Step-by-step explanation:
To solve this problem, we can use the formula for compound interest:
A = P(1 + r/n)^(nt)
Where:
- A is the final amount
- P is the principal amount (the initial investment)
- r is the annual interest rate (as a decimal)
- n is the number of times that interest is compounded per year
- t is the number of years
In this case, Gary invested $1,000 and each year he deposited an additional $1,000. The balance after some years was $4,525.64. We need to find the value of t, the number of years. We can rearrange the formula to solve for t:
t = log(A/P) / log(1 + r/n)
Substituting the given values, we have:
t = log(4525.64/1000) / log(1 + 0.05/1)
Using a calculator, the value of t is approximately 4.999 years. This means the money was in the account for about 5 years.

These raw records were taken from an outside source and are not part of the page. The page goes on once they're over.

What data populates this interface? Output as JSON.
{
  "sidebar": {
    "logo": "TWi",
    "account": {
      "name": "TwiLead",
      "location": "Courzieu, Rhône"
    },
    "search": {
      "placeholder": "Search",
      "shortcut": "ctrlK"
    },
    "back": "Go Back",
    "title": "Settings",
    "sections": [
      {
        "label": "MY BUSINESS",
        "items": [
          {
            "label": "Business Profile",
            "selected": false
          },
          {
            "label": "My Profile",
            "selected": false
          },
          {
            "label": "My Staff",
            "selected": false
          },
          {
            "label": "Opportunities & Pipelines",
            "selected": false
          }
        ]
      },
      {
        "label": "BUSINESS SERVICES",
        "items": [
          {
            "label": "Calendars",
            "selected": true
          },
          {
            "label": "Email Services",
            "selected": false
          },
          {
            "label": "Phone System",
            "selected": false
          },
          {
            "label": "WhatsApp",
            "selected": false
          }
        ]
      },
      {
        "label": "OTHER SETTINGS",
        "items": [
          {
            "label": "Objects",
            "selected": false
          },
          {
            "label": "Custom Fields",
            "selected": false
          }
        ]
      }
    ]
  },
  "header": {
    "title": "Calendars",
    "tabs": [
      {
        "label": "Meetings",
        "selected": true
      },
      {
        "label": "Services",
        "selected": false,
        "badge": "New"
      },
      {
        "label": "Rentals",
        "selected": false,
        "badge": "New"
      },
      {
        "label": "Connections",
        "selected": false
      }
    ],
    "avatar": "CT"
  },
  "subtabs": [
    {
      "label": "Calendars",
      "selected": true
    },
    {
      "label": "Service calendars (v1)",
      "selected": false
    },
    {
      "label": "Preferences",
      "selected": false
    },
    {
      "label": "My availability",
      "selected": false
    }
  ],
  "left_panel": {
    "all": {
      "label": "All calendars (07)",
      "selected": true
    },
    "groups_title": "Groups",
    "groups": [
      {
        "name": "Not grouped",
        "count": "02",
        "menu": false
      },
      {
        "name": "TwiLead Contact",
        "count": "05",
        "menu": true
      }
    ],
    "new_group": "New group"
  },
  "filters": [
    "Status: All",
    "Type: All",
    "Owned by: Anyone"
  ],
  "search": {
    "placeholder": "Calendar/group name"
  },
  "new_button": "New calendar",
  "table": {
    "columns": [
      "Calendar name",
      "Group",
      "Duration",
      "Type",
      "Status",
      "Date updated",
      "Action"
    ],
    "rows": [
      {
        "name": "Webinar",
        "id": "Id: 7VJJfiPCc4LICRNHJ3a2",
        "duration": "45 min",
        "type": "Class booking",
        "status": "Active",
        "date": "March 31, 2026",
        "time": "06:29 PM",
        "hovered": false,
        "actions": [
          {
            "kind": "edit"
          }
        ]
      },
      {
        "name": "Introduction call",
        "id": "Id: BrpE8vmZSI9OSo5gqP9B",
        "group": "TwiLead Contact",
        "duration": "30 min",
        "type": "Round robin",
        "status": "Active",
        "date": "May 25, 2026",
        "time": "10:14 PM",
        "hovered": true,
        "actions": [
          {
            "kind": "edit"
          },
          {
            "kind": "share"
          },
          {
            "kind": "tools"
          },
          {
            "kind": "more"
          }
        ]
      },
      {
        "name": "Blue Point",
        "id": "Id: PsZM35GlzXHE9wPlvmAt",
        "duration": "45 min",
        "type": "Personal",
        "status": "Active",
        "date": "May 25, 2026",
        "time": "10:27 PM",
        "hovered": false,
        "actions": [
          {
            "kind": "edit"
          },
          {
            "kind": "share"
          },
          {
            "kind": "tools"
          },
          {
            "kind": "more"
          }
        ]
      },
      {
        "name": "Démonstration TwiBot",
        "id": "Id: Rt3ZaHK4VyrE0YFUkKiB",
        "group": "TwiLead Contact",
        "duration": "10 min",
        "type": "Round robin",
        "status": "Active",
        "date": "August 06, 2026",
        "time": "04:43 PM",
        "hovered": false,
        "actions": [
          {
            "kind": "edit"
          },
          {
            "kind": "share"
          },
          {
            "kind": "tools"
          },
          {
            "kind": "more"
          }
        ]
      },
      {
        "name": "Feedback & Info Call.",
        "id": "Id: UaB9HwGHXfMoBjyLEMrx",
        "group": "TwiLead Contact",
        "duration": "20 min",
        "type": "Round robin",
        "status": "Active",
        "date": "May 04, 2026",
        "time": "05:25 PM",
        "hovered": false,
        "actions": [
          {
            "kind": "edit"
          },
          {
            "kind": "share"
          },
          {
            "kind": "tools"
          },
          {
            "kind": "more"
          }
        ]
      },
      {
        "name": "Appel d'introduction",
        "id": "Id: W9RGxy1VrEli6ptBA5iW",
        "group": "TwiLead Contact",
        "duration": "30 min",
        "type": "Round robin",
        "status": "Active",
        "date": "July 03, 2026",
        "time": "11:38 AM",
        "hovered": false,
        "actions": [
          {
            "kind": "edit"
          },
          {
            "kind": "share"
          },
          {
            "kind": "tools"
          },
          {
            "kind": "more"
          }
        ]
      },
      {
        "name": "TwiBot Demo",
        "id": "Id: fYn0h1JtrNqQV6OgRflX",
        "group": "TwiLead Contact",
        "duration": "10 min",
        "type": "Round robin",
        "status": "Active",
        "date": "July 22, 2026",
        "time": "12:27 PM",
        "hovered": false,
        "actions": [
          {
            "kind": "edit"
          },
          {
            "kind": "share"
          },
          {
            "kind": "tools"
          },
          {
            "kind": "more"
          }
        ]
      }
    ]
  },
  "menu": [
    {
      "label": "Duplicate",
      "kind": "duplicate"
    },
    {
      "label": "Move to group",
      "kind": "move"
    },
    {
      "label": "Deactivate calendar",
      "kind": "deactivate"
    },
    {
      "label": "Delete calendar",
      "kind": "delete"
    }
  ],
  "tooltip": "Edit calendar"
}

To find out how much interest Gary would earn if he invests $10,000 and deposits $10,000 into the account each year for the same amount of time, we can use the same formula. Substituting the new values, we have:
A = 10000(1 + 0.05/1)^(1*5) + 10000(1 + 0.05/1)^(2*5) + ... + 10000(1 + 0.05/1)^(5*5)
Simplifying this expression using a calculator will give you the total amount, and subtracting the initial investments will give you the total interest earned.